Key Features of the Post Office MIS Scheme:
Fixed Monthly Income:
The main benefit of the scheme is the monthly interest payment, which provides a steady cash flow for investors.
The interest is paid on a monthly basis, which is credited directly to the account.
Interest Rate:
As of now, the interest rate is around 7.4% per annum (subject to change, depending on government notifications).
The rate is fixed for the entire tenure of the investment.
Eligibility:
Any Indian citizen can invest in the scheme.

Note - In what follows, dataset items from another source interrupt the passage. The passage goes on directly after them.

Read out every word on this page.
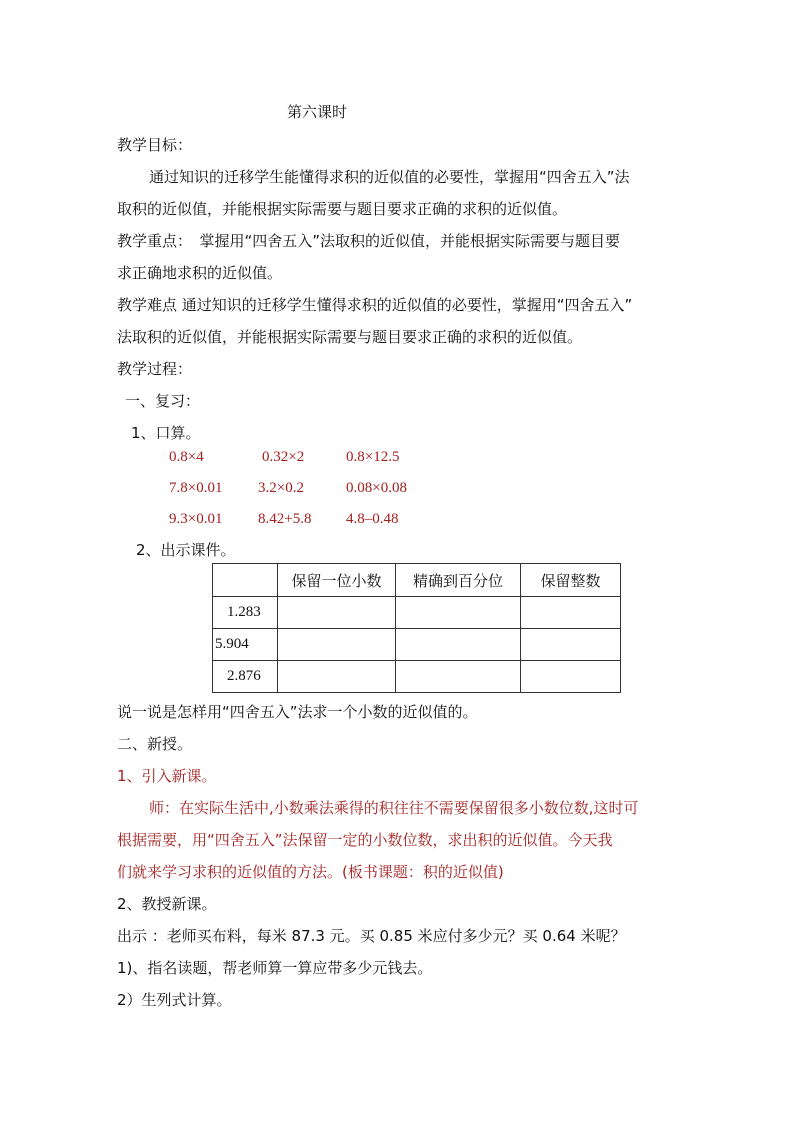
第六课时
教学目标：
通过知识的迁移学生能懂得求积的近似值的必要性，掌握用“四舍五入”法
取积的近似值，并能根据实际需要与题目要求正确的求积的近似值。
教学重点：　掌握用“四舍五入”法取积的近似值，并能根据实际需要与题目要
求正确地求积的近似值。
教学难点 通过知识的迁移学生懂得求积的近似值的必要性，掌握用“四舍五入”
法取积的近似值，并能根据实际需要与题目要求正确的求积的近似值。
教学过程：
一、复习：
1、口算。
0.8×4	0.32×2	0.8×12.5
7.8×0.01 3.2×0.2	0.08×0.08
9.3×0.01 8.42+5.8 4.8–0.48
2、出示课件。
	保留一位小数	精确到百分位	保留整数
1.283			
5.904			
2.876			
说一说是怎样用“四舍五入”法求一个小数的近似值的。
二、新授。
1、引入新课。
师：在实际生活中,小数乘法乘得的积往往不需要保留很多小数位数,这时可
根据需要，用“四舍五入”法保留一定的小数位数，求出积的近似值。今天我
们就来学习求积的近似值的方法。(板书课题：积的近似值)
2、教授新课。
出示 ：老师买布料，每米 87.3 元。买 0.85 米应付多少元？买 0.64 米呢？
1)、指名读题，帮老师算一算应带多少元钱去。
2）生列式计算。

The account can be opened by individuals, joint account holders, or minors (through a guardian).
Tenure:
The investment tenure is 5 years, and the account can be extended after maturity.
Investment Amount:
The minimum investment is ₹1,000.
The maximum limit for a single account is ₹4.5 lakh, and for a joint account, it’s ₹9 lakh.
Withdrawal:
After a period of 1 year, premature withdrawal is allowed, but it comes with a penalty.
The penalty is generally 2% of the principal amount if withdrawn before 3 years, and 1% after 3 years.
Taxation:
The interest earned on the MIS scheme is taxable as per the investor’s tax bracket.
TDS (Tax Deducted at Source) is applicable if the interest exceeds ₹10,000 in a financial year.
Loan Facility:
You can also avail a loan against your MIS account up to 90% of the deposit amount.
How to Open a Post Office MIS Account:
Visit your nearest post office.
Complete the application form and submit necessary documents (such as proof of identity and address).
Pay the amount you wish to invest.
You’ll receive a passbook, which will detail your investment.
Benefits:
Security: It’s a government-backed scheme, making it a low-risk investment.
Regular Income: Ideal for people looking for a reliable, monthly source of income, especially retirees.
Tax Benefits: Although interest is taxable, the scheme is exempt from capital gains tax.
Disadvantages:
Fixed Returns: The interest rate is fixed and may not keep up with inflation over time.
Taxable Interest: Interest earned is taxable and could reduce the overall returns.
Premature Withdrawal Penalty: There are penalties if you withdraw the amount before the maturity period.